Édito de Nico Salvado, fondateur d’Equinox Barcelone.
Le gouvernement espagnol veut répartir les mineurs non-accompagnés dans tout le pays. Le premier bébé né en 2024 en Catalogne est d’origine étrangère. Ces deux faits ont suffi pour ouvrir un débat, jusqu’ici inédit, de la part des partis gouvernementaux catalans, sur la place de l’immigration en Catalogne.
La ligne de la droite indépendantiste catalane Junts, le parti de Carles Puigdemont, avait été fixée dans les années 90 par le président Pujol selon la doctrine suivante : est Catalan celui qui travaille en Catalogne. C’est donc un virage à 360 degrés qu’opère Junts en plaidant pour les expulsions des étrangers délinquants et flirtant avec la théorie du grand remplacement.
Le positionnement historique de Junts (à l’époque où le parti s’appelait Convergencia) est centriste, oscillant selon les thématiques entre le centre droit et le centre gauche. En amalgamant délinquance et immigration, la formation politique fait un plongeon dans le bain des partis affichant une fermeté en la matière, de l’Italie de Meloni à la France de Le Pen.
Face à l’impossibilité de mener le projet indépendantiste à son terme, Junts fera de la lutte contre l’immigration son étendard de bataille lors des prochaines élections catalanes qui se tiendront en 2025. D’ailleurs, on retrouve des traits d’union entre le projet du durcissement de la politique migratoire et l’ancienne feuille de route séparatiste : il faudra parler le catalan et connaître l’histoire du pays pour acquérir la nationalité, selon la proposition de Junts.
Autre point commun, la limitation de la solidarité. Hier, l’indépendantisme catalan se sentait floué par Madrid dans la répartition du budget national. Territoire riche, la Catalogne paie pour les régions plus pauvres comme l’Andalousie, frappée par un taux de chômage systémique. Aujourd’hui, c’est la répartition des mineurs isolés qui hérisse les poils des indépendantistes. Il y a 4.500 enfants et adolescents immigrés illégaux dans les Canaries, convertissant l’île en une jungle de Calais. Pour baisser la pression, le gouvernement socialiste veut envoyer ces ressortissants dans toute l’Espagne. La Catalogne, qui compte déjà 1337 mineurs isolés, ne peut recevoir de nouveaux clandestins, s’insurge Junts.
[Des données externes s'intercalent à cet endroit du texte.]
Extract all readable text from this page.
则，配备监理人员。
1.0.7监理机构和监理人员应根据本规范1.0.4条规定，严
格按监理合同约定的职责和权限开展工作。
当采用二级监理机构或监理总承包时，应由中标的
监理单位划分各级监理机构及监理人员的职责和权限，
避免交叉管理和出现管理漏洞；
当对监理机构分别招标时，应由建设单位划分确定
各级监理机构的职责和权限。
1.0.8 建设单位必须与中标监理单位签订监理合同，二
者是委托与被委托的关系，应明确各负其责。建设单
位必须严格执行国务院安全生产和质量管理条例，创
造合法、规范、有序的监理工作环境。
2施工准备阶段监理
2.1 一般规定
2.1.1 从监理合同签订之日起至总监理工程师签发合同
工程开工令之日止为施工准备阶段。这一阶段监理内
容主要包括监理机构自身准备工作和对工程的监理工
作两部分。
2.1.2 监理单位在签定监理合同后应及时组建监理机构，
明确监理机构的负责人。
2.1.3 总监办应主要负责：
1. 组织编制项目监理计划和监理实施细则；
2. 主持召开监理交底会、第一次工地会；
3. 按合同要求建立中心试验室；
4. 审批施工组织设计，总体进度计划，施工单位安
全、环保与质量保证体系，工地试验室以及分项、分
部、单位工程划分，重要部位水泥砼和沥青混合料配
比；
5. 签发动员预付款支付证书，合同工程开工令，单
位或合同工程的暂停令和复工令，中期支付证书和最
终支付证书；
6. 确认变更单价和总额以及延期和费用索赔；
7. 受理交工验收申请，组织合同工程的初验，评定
Face au faible taux de natalité des Catalans dits « de souche », la droite estime que le peuple catalan pourrait à terme disparaître. Un euphémisme pour ne pas employer le terme de « grand remplacement » popularisé en France par Eric Zemmour.
Dans ce débat agité, la formation de Carles Puigdemont est qualifiée de xénophobe par la gauche mais pourrait en sortir renforcée. 58% des Catalans estiment que la politique migratoire va dans le mauvais sens.